By Brian George
In “The Real,” Parmenides said, “And thus it remains constant in one place; for hard necessity keeps it in the bonds of the limit that holds it fast on every side. Wherefore it is not permitted to what is to be infinite; for it is in need of nothing, while, if it were infinite, it would stand in need of everything…
“Since then, it has a furthest limit, it is complete on every side, like the mass of a primordial sphere, equally poised from the center point in every direction; for it cannot be greater or smaller in one place than another.”—Adapted from a translation by John Burnet
“Four Scouts to the New World” was written several years ago, but I have chosen to re-post it now because of its connection to the crisis—i.e., the earthquake, tsunami, and subsequent near nuclear meltdown—that is unfolding in Japan. One of the central themes of the essay is that any and all “perfect systems” have an innate tendency to self-destruct. The Tao Te Ching says, “The greatest perfection seems imperfect,” and “That which approaches perfection will soon end.”
People tend to use the words “tragedy” and “disaster” as if they were interchangeable; they are not. A “disaster” is an event that appears to happen by itself, that is thrust upon us from the external world—although this may or may not ultimately be so. A “tragedy,” on the other hand, is an event that directs us reexamine and to probe the highly peculiar nature of human action in the world. The key point is: That the actor has done nothing wrong.

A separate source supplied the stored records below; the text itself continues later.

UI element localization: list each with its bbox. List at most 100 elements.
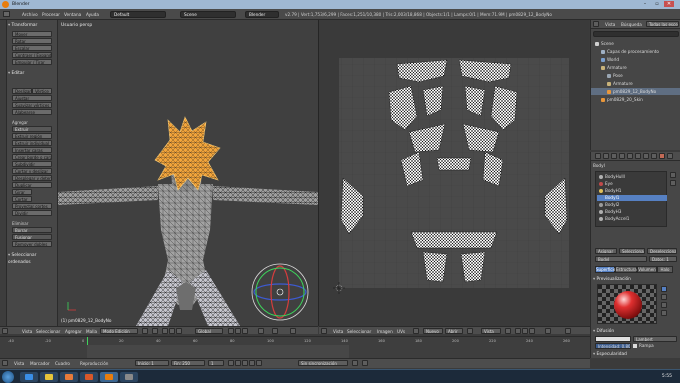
taskbar-explorer[interactable] xyxy=(40,372,58,382)
spin-button[interactable]: Girar xyxy=(12,189,32,195)
menu-frame[interactable]: Cuadro xyxy=(55,361,70,366)
outliner-item[interactable]: Scene xyxy=(591,40,680,47)
subdivide-button[interactable]: Subdividir xyxy=(12,161,52,167)
tab-wire[interactable]: Estructura xyxy=(615,266,637,273)
taskbar-app[interactable] xyxy=(120,372,138,382)
uv-image-editor[interactable] xyxy=(319,20,589,326)
uv-sync-icon[interactable] xyxy=(505,328,511,334)
menu-add[interactable]: Agregar xyxy=(65,329,82,334)
assign-button[interactable]: Asignar xyxy=(595,248,617,254)
render-preview-icon[interactable] xyxy=(290,328,296,334)
taskbar-media[interactable] xyxy=(60,372,78,382)
menu-playback[interactable]: Reproducción xyxy=(80,361,108,366)
minimize-icon[interactable]: – xyxy=(640,1,650,7)
menu-marker[interactable]: Marcador xyxy=(30,361,50,366)
jump-end-icon[interactable] xyxy=(256,360,262,366)
prev-keyframe-icon[interactable] xyxy=(235,360,241,366)
ramp-checkbox[interactable] xyxy=(633,344,637,348)
diffuse-panel-header[interactable]: Difusión xyxy=(593,328,642,335)
material-slots-list[interactable]: BodyHulll Eye BodyH1 BodyI1 BodyI2 BodyH3 Body… xyxy=(595,171,667,227)
layout-selector[interactable]: Default xyxy=(110,11,166,18)
scene-icon[interactable] xyxy=(611,153,617,159)
taskbar-blender[interactable] xyxy=(100,372,118,382)
inset-faces-button[interactable]: Insertar caras xyxy=(12,147,52,153)
preview-panel-header[interactable]: Previsualización xyxy=(593,276,642,283)
scene-selector[interactable]: Scene xyxy=(180,11,236,18)
manipulator-translate-icon[interactable] xyxy=(162,328,168,334)
extrude-region-button[interactable]: Extruir región xyxy=(12,133,52,139)
remove-doubles-button[interactable]: Remover dobles xyxy=(12,241,52,247)
loop-cut-slide-button[interactable]: Cortar y deslizar xyxy=(12,168,52,174)
start-button[interactable] xyxy=(2,371,14,383)
material-datablock-field[interactable]: BodyI xyxy=(595,256,647,262)
menu-view[interactable]: Vista xyxy=(605,22,615,27)
play-icon[interactable] xyxy=(242,360,248,366)
uv-vertex-select-icon[interactable] xyxy=(515,328,521,334)
diffuse-color-swatch[interactable] xyxy=(595,336,631,342)
render-icon[interactable] xyxy=(595,153,601,159)
slide-button[interactable]: Deslizar xyxy=(12,88,32,94)
mesh-render[interactable] xyxy=(58,20,318,326)
outliner-search-input[interactable] xyxy=(593,31,679,37)
face-select-icon[interactable] xyxy=(242,328,248,334)
material-slot[interactable]: Eye xyxy=(597,181,667,187)
tab-halo[interactable]: Halo xyxy=(657,266,673,273)
next-keyframe-icon[interactable] xyxy=(249,360,255,366)
pin-icon[interactable] xyxy=(467,328,473,334)
knife-button[interactable]: Cortar xyxy=(12,196,32,202)
uv-pivot-icon[interactable] xyxy=(565,328,571,334)
rotate-button[interactable]: Rotar xyxy=(12,38,52,44)
outliner-item[interactable]: World xyxy=(591,56,680,63)
smooth-vertices-button[interactable]: Suavizar vértices xyxy=(12,102,52,108)
material-slot[interactable]: BodyI1 xyxy=(597,195,667,201)
menu-uvs[interactable]: UVs xyxy=(397,329,405,334)
menu-mesh[interactable]: Malla xyxy=(86,329,97,334)
maximize-icon[interactable]: ▫ xyxy=(652,1,662,7)
menu-image[interactable]: Imagen xyxy=(377,329,393,334)
warp-button[interactable]: Alabearse xyxy=(12,109,52,115)
preview-cube-icon[interactable] xyxy=(661,302,667,308)
uv-snap-icon[interactable] xyxy=(545,328,551,334)
menu-view[interactable]: Vista xyxy=(14,361,24,366)
select-button[interactable]: Seleccionar xyxy=(619,248,645,254)
constraints-icon[interactable] xyxy=(635,153,641,159)
make-edge-face-button[interactable]: Crear borde o cara xyxy=(12,154,52,160)
bisect-button[interactable]: Dividir xyxy=(12,210,52,216)
keying-set-icon[interactable] xyxy=(362,360,368,366)
snap-button[interactable]: Ajustar xyxy=(12,95,52,101)
push-pull-button[interactable]: Empujar / Tirar xyxy=(12,59,52,65)
view-mode-selector[interactable]: Vista xyxy=(481,328,501,334)
editor-type-icon[interactable] xyxy=(3,11,10,17)
outliner[interactable]: Vista Búsqueda Todas las escen Scene Capa… xyxy=(590,20,680,150)
material-slot[interactable]: BodyH1 xyxy=(597,188,667,194)
end-frame-field[interactable]: Fin: 250 xyxy=(171,360,205,366)
menu-help[interactable]: Ayuda xyxy=(86,12,99,17)
material-slot[interactable]: BodyHulll xyxy=(597,174,667,180)
open-image-button[interactable]: Abrir xyxy=(445,328,463,334)
tab-volume[interactable]: Volumen xyxy=(637,266,657,273)
extrude-menu[interactable]: Extruir xyxy=(12,126,52,132)
material-slot[interactable]: BodyI2 xyxy=(597,202,667,208)
specular-panel-header[interactable]: Especularidad xyxy=(593,351,642,358)
preview-plane-icon[interactable] xyxy=(661,294,667,300)
remove-slot-icon[interactable] xyxy=(670,180,676,186)
outliner-item[interactable]: Pose xyxy=(591,72,680,79)
panel-edit[interactable]: Editar xyxy=(8,70,57,77)
mode-selector[interactable]: Modo Edición xyxy=(100,328,138,334)
orientation-selector[interactable]: Global xyxy=(195,328,223,334)
uv-edge-select-icon[interactable] xyxy=(522,328,528,334)
material-icon[interactable] xyxy=(659,153,665,159)
shrink-fatten-button[interactable]: Contraer / Expandir xyxy=(12,52,52,58)
taskbar-ie[interactable] xyxy=(20,372,38,382)
diffuse-shader-selector[interactable]: Lambert xyxy=(633,336,677,342)
taskbar-firefox[interactable] xyxy=(80,372,98,382)
menu-render[interactable]: Procesar xyxy=(42,12,60,17)
menu-search[interactable]: Búsqueda xyxy=(621,22,642,27)
render-engine-selector[interactable]: Blender xyxy=(245,11,279,18)
material-slot[interactable]: BodyH3 xyxy=(597,209,667,215)
tool-shelf-tabs[interactable] xyxy=(0,20,7,326)
current-frame-field[interactable]: 1 xyxy=(208,360,224,366)
outliner-item[interactable]: Armature xyxy=(591,80,680,87)
uv-face-select-icon[interactable] xyxy=(529,328,535,334)
translate-button[interactable]: Mover xyxy=(12,31,52,37)
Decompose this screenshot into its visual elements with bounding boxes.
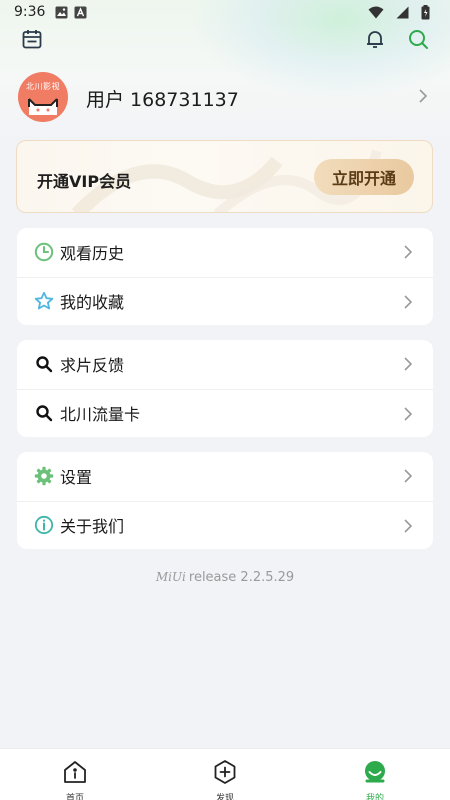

It is sad, then—if each actor is free to act as badly as he wants—that I am somehow disallowed from hating all of my enemies! And after I worked hard for so many years to perfect my occult point of view. In the end, my perspective is no better and no worse than yours.
Although faceless, perhaps GE executives from the 1960s are the true and unsung heroes of the story, for it was they who built the atomic plant at Fukushima—without which our general state of anxiety would have no point of focus. Conversely, although billions no doubt recognize his face, we should not assume that Obama’s role is of any great importance—not yet. Time will tell, as will we. There are no bad parts, only actors who are not prepared to take advantage of the moment, and who have not probed deep enough.
If the actor is to cultivate an other-than-human viewpoint, he must first confront the origin of his fear. Death calls the actor towards his own face in the mirror, at the same time that it warns him to immediately stay put.